In this way, when microinstruction addresses are consecutive at the same address, by storing this microinstruction address, the first data, the last data, and the number of consecutive times in memory 1, it is possible to store the microinstruction address for a period longer than the number of words that memory 1 has. Addresses and data can be stored in the memory 1, and the memory 1 can be used effectively without leaving duplicate data.

DETAILED DESCRIPTION OF THE INVENTION According to the present invention, when microinstruction addresses are consecutive at the same address, the microinstruction address, the first data, the last data, and the number of consecutive times are stored in the memory. This has the effect of making it possible to use memory effectively.
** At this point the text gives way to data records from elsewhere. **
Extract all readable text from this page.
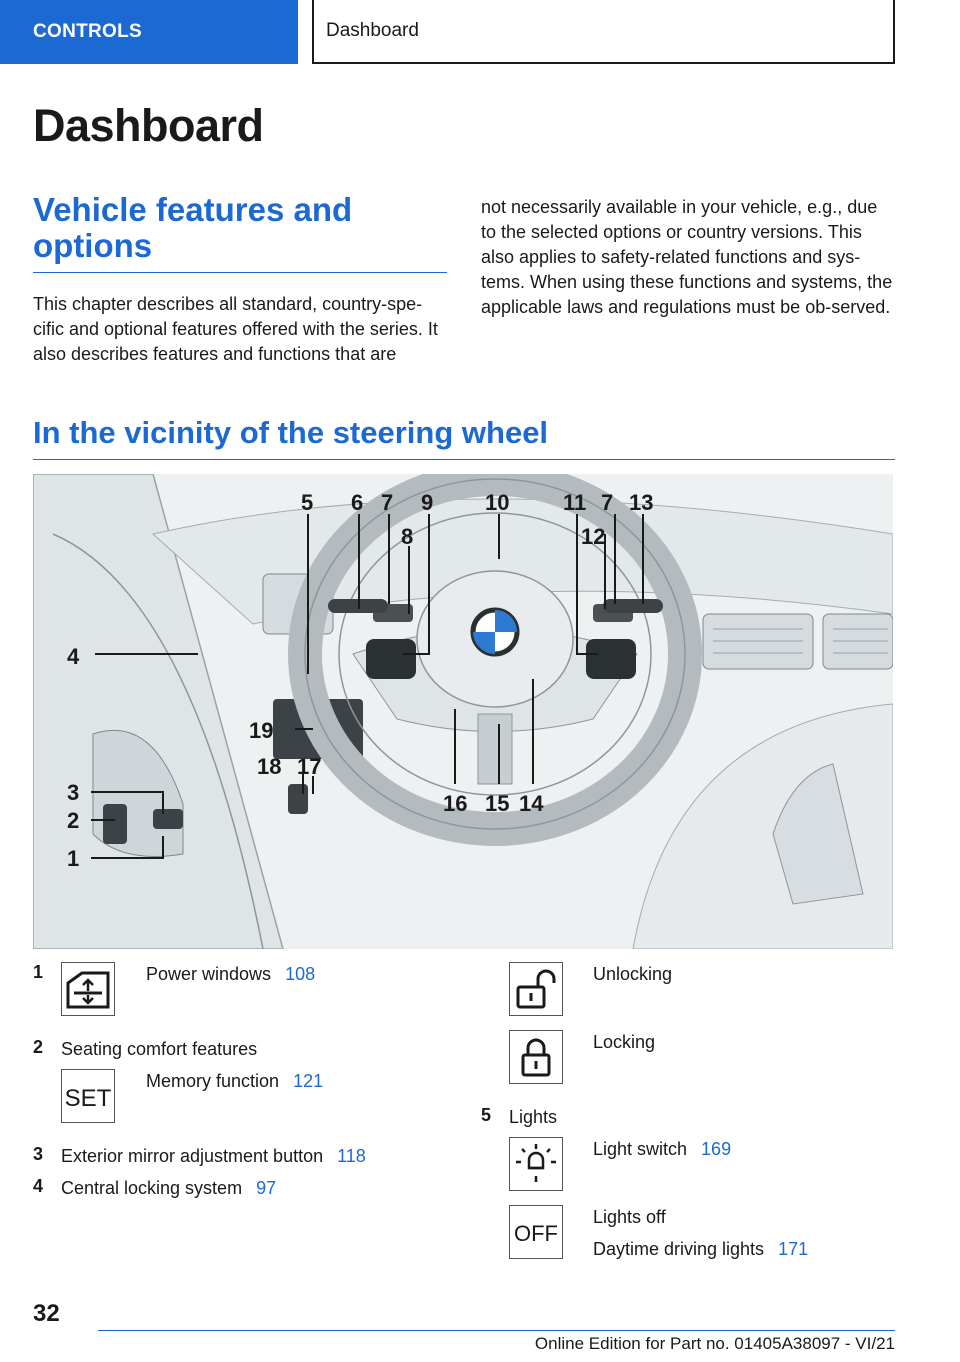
CONTROLS	Dashboard
Dashboard
Vehicle features and options

This chapter describes all standard, country-spe-cific and optional features offered with the series. It also describes features and functions that are

not necessarily available in your vehicle, e.g., due to the selected options or country versions. This also applies to safety-related functions and sys-tems. When using these functions and systems, the applicable laws and regulations must be ob-served.

In the vicinity of the steering wheel
5 6 7
8
9 10 11 7
12
13
4
19
18 17
16 15 14
3
2
1
1	Power windows 108
2 Seating comfort features
SET
Memory function 121
3 Exterior mirror adjustment button 118
4 Central locking system 97
Unlocking
Locking
5 Lights
Light switch 169
OFF
Lights off
Daytime driving lights 171
32
Online Edition for Part no. 01405A38097 - VI/21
[Brief explanation of the drawing]

FIG. 1 is a block diagram showing one embodiment of the present invention, and FIG. 2 is a more detailed circuit diagram showing one embodiment of the present invention. Explanation of symbols of main parts 2... Data register 3... Comparison circuit 4... Counting circuit 5... Data switching circuit 8... Address switching circuit 9... Timing circuit 1o... Control circuit

Claims (1)

[Claims] A tracer method that stores data indicating the internal state of an information processing device, and when microinstruction addresses from the information processing device are consecutive at the same address, the microinstruction address, the first data, the last data, and the number of consecutive times. A tracer method that is characterized by being able to memorize.